Quinze cas positifs au Covid-19, dont le sélectionneur Fabien Galthié et plus de la moitié des titulaires: comment le XV de France, pourtant soumis à une bulle sanitaire, a-t-il pu subir autant d'infections, lesquelles fragilisent sa conquête du Tournoi des six nations?

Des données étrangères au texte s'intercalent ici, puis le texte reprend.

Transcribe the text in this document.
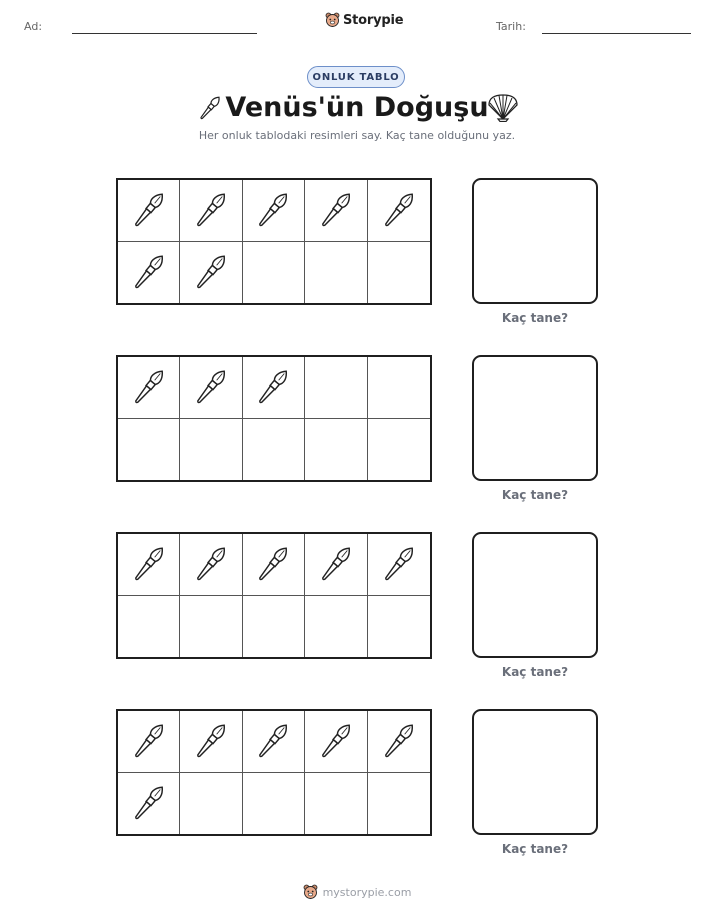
Ad:	Storypie	Tarih:
ONLUK TABLO
Venüs'ün Doğuşu
Her onluk tablodaki resimleri say. Kaç tane olduğunu yaz.
Kaç tane?
Kaç tane?
Kaç tane?
Kaç tane?
mystorypie.com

. Qui est le premier contaminé?

Deux jours après la victoire des Bleus en Irlande (15-13), la Fédération française de rugby fait état de deux cas mardi 16 février. L'un positif, celui d'un membre de l'encadrement technique, en l'occurrence un préparateur physique, dont l'identité n'a pas été précisée. L'autre "suspicieux et non avéré" concerne Fabien Galthié. Après un nouveau test réalisé dans la journée, le sélectionneur est diagnostiqué positif. S'en suit une cascade de contaminations avec, en moins d'une semaine, onze joueurs infectés dont huit titulaires à Dublin et deux autres membres du staff, l'entraîneur des avants William Servat, et Karim Ghezal, co-entraîneur de la conquête. Pour le vice-président de la FFR, Serge Simon, pas de doute. "Le patient zéro, on le connaît: c'est notre préparateur physique", a-t-il affirmé lundi dans un entretien à Midi Olympique. Comment a-t-il contracté le virus? Au contact de l'équipe de France de rugby à VII, qui s'est entraînée avec le XV de France et dont certains joueurs ont été testés positifs avant Irlande-France? "Scientifiquement, rien ne permet de l'affirmer ou de l'infirmer, on n'a pas d'explication à ce sujet. Notre seule certitude est qu'aucun joueur du XV n’a été contaminé par un joueur de France 7, puisque les cas positifs de cette semaine sont des transmissions à l'intérieur du groupe XV de France", a expliqué Simon. De son côté, Galthié a assuré au quotidien L'Equipe que "tous (ses) agissements" avaient été "conformes au protocole sanitaire".

. Une bulle increvable?

Après autant de contaminations, la question de l'étanchéité de la bulle se pose forcément. Au début de la préparation à Nice fin janvier, Galthié bénéficiait de trente-sept joueurs sélectionnables, plus cinq partenaires d'entraînement. Le nombre de joueurs a finalement été ramené à trente-et-un pour diminuer les allers-retours entre la bulle et les clubs et ainsi les risques de contamination. Mais pour les oppositions à l'entraînement, à Nice puis ensuite à Marcoussis, le staff avait fait appel aux septistes français. Ces derniers s'entraînaient au même endroit et devaient aussi respecter un protocole sanitaire.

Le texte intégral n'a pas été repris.